L’ultima Volvo V90 uscita dalla linea di montaggio non verrà mai guidata. Resterà custodita all’interno della collezione storica del marchio, a Göteborg, come pezzo simbolico di un’eredità che non esiste più. È nera, ibrida plug-in, e rappresenta la sintesi finale di un’idea di automobile nata decenni fa, ai tempi della Duett, e cresciuta con modelli che hanno segnato un’epoca: le 240, le 740, le 940, fino alle moderne V70 e V90.

Fine di produzione

Costruite attorno a una promessa semplice di spazio e affidabilità, con una nota di sobrietà che non guasta, le SW soddisfacevano in modo silenzioso e rassicurante l’esigenza di coprire migliaia di chilometri, carichi di bagagli, strumenti da lavoro e, perché no, figli. Le Volvo station wagon, per almeno cinquant’anni, hanno fatto brillare gli occhi a un pubblico affamato di concretezza, tanto nei Paesi scandinavi quanto fuori, in Germania, in Francia, in Italia. Insomma, ovunque ci fosse una cultura dell’automobile pratica.

Ma quell’epoca è terminata. I numeri testimoniano senza appello il declino delle wagon a livello globale, perfino in Europa, dove una volta dominavano: i SUV hanno preso il sopravvento e Volvo, come tutti i grandi costruttori, ha seguito la corrente. Le XC60 e XC90 sono ormai le colonne portanti della gamma, mentre le station sono finite ai margini, mantenute a listino quasi per inerzia o per affetto, fino alla decisione di spegnere definitivamente le linee della V90 entro il 2025.

In concomitanza ai gusti del pubblico, pure la strategia del brand è cambiata. Volvo mira a diventare un costruttore 100% elettrico entro il 2030 e, per tener fede all’annuncio, aumenta le risorse su modelli quali la EX90 e la più compatta EX30. Tuttavia, i piani rischiano di essere frenati dagli ostacolo incontrati lungo il sentiero, dai costi di produzione elevati ai problemi tecnici, impattanti sui tempi di sviluppo. Inoltre, l’aggressiva concorrenza cinese mette un freno alla domanda, ancora timida, e in un territorio instabile ogni passo va ricalibrato in corsa.
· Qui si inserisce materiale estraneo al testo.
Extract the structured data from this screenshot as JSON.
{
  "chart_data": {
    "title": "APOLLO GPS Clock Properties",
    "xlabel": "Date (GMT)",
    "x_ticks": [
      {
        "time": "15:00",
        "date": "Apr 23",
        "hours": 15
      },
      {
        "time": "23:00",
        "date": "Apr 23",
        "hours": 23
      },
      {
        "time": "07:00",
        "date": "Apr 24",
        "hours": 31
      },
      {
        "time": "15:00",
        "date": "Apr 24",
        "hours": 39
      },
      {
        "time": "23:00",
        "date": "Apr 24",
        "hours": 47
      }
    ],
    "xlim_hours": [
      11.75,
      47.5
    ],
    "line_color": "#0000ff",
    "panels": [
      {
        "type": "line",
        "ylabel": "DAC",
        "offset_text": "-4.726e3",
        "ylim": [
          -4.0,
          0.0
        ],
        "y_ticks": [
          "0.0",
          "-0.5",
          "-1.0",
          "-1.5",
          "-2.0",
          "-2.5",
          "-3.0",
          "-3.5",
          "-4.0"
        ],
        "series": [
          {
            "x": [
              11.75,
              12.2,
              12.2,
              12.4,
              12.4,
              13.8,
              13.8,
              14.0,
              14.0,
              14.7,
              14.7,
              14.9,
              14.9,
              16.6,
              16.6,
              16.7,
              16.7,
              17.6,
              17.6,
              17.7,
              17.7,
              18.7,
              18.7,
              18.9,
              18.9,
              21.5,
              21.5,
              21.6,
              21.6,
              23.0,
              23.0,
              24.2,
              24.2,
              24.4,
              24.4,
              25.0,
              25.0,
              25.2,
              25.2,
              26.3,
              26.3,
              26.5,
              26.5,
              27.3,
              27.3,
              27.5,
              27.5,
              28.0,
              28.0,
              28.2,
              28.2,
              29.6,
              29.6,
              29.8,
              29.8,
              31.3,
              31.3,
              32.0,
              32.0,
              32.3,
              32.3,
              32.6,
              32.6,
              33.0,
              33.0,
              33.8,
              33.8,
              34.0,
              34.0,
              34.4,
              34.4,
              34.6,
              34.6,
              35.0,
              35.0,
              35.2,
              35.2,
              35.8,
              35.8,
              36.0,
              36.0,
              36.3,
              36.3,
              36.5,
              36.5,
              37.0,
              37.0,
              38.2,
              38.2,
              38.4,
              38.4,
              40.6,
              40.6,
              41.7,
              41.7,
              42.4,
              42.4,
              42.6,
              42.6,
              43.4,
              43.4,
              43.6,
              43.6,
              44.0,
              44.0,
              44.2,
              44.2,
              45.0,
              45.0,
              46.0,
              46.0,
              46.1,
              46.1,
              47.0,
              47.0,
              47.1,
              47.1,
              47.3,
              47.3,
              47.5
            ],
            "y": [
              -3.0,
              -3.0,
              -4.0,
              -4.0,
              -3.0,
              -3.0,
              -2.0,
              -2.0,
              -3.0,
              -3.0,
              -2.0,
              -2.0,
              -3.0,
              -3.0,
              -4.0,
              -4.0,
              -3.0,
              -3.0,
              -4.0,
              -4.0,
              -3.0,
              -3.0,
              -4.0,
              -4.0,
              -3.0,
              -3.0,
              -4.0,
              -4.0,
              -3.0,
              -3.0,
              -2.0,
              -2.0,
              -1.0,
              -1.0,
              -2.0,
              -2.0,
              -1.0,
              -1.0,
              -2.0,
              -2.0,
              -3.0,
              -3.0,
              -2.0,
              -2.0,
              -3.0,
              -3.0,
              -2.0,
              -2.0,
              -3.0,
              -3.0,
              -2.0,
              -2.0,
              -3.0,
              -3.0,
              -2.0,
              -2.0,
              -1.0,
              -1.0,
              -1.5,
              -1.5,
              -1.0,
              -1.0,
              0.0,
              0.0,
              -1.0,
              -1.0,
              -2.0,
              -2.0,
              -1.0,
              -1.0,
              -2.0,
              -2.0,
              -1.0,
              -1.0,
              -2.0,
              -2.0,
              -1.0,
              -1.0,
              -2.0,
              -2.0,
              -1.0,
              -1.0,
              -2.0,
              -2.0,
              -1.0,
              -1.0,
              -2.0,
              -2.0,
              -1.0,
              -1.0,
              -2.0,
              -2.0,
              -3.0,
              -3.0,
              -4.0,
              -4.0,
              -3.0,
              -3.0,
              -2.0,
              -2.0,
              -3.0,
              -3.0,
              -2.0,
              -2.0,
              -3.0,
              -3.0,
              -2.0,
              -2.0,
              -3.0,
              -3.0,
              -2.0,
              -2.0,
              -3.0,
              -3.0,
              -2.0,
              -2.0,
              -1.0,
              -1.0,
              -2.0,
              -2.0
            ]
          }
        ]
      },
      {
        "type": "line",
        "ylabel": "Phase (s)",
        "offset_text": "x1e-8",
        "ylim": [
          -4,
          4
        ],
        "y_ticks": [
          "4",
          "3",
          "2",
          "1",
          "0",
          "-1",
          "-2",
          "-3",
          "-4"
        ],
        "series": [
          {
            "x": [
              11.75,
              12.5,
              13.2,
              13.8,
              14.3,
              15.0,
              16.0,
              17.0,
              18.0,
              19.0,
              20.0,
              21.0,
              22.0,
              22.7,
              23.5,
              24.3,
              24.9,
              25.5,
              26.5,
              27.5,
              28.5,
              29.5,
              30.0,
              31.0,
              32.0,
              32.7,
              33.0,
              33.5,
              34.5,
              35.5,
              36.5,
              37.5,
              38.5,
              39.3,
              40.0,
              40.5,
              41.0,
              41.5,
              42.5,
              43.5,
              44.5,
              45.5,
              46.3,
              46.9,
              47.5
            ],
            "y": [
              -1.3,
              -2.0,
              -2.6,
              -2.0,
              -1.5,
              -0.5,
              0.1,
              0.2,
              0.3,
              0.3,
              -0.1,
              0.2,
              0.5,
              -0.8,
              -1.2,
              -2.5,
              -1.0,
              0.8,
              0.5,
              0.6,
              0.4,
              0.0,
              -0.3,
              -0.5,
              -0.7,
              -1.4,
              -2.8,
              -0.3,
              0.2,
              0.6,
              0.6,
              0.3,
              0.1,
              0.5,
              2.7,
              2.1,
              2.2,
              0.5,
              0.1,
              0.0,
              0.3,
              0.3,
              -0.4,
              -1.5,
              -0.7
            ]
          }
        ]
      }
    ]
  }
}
Smentite le voci di ritorno

Qualcuno, nei mesi scorsi, aveva ipotizzato un possibile ritorno della V90 in chiave full electric, magari con una silhouette rinnovata e una base meccanica condivisa con la futura ES90. Ma la realtà ha già chiuso quella porta: oggi non ci sono piani ufficiali e la priorità resta portare in commercio Sport Utility elettrici proficui nei margini.

Nel frattempo, in Cina continua la produzione della berlina S90, che ha ancora richiesta, mentre la futura ES90, progettata per essere la nuova ammiraglia elettrica del gruppo, ne prenderà gradualmente il posto. Un tentativo di restare in alto, in un contesto sempre più dominato dai crossover e dalle architetture condivise con Geely. Anche la ricomparsa dell’XC70, in versione adattata da un modello cinese, racconta quanto sia ormai centrale il ruolo della Casa madre.

E la V60? Resiste, con vendite marginali, perciò è probabile che venga dismessa a breve: allora si eclisserà una tradizione di wagon Volvo funzionali ed esteticamente discrete. La fine della V90 decreta la fine di un approccio, quello in cui l’automobile era una risorsa intelligente, non un simbolo da ostentare.